For a time he was a theological combatant with emerging leader Menno Simons. Menno considered Joris a compromiser; Joris thought Menno excessively literal. Joris moved to Basel in 1544 and protected himself by living under the assumed name Johann van Brugge. He joined the Reformed Church, but he continued his theological writings on Anabaptism. This reflects both his opinion that "to the pure all things are pure", and his developing view that external symbols were less important than inner faith.
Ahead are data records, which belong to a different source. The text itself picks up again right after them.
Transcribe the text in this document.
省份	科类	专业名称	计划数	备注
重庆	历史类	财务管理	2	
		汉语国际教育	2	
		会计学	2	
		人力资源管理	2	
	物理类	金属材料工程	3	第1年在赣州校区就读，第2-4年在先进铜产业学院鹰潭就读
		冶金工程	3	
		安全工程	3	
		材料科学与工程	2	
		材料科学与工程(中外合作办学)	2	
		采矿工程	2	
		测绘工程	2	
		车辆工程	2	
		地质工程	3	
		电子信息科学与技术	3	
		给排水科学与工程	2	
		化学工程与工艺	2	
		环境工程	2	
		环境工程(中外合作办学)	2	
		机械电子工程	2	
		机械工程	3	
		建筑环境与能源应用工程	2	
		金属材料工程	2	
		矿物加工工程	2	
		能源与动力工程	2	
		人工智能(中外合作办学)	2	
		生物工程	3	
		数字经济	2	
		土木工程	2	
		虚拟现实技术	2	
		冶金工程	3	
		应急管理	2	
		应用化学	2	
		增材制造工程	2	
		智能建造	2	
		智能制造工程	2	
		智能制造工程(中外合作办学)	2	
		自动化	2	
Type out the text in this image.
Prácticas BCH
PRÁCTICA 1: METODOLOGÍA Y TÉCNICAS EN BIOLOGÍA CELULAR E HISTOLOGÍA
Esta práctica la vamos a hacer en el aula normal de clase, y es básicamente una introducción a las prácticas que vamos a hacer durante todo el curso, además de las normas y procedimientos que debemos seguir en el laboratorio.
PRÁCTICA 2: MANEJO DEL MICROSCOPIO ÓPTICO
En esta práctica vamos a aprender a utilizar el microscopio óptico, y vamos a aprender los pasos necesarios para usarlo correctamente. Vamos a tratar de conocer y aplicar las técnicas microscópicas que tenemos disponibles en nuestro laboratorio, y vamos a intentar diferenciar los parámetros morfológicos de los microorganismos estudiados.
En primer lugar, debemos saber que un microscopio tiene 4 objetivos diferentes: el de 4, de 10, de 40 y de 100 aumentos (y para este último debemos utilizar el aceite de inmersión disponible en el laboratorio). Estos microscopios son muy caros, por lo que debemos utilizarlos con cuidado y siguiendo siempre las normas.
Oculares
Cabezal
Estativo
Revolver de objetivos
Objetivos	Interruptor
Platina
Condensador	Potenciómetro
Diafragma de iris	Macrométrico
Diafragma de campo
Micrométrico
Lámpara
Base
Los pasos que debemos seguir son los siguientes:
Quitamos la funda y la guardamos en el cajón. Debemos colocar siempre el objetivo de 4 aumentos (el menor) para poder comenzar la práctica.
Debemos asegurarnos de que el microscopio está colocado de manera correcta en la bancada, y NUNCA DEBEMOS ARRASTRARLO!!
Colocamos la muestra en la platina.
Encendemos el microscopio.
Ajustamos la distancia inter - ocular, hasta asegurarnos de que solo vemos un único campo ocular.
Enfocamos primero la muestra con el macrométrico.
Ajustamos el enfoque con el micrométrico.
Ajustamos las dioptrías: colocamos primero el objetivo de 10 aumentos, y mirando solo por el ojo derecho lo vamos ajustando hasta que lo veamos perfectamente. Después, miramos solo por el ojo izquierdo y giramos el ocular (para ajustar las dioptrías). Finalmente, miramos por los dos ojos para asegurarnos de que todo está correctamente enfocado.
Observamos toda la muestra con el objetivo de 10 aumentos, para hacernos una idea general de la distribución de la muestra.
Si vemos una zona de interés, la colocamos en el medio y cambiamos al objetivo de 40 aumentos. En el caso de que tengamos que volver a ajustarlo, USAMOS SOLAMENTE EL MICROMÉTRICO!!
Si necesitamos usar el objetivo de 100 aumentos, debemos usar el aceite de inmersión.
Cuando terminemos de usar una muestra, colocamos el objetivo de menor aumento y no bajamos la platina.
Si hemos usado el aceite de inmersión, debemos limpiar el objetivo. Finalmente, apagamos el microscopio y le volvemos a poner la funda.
His wife Dirckgen died 22 August 1556. David died three days later and was buried in the church of St Leonard, Basel. Anabaptist leader Nicolas van Blesdijk, the husband of his eldest daughter, became an opponent of Joris' teachings. In 1559 he revealed Joris' theology to the authorities of Basel. David Joris was posthumously convicted of heresy, and his body exhumed and burned on 13 May 1559. A portrait of Joris, by the Dutch painter Jan van Scorel, is now displayed in the Oeffentliche Kunstsammlung at Basel.

The Mennonite Encyclopedia divides Joris' religious career into "four overlapping phases: Sacramentarian (1524–1530); Melchiorite sympathizer (1531–1534) Anabaptist leader (1534–c. 1543); and Spiritualist (c. 1540–1556)." In addition to his spiritualism, Joris developed nicodemite practices from 1534 on.

==Works==
His writings, all in Dutch, flowed in a continuous stream from 1524 (though none is extant before 1529) and amounted to over 200 in number. His magnum opus was
'T Wonder Boeck (n.d. 1542, divided into two parts; 1551, handsomely reprinted, divided into four parts; both editions anonymous). Its chief claim to recognition is its use, in the latter part, of the phrase Restitutio Christi, which apparently suggested to Servetus his title Christianismi Restitutio (1553). In the first edition is a figure of the "new man," signed with the author's monogram, and probably drawn as a likeness of himself; it fairly corresponds with the alleged portrait, engraved in 1607, reproduced in the appendix to Alexander Ross's Pansebeia (1655), and idealized by P. Burckhardt in 1900. Another work, Verklaringe der Scheppenissen (1553) treats mystically the Book of Genesis, a favourite theme with Böhme, Swedenborg and others.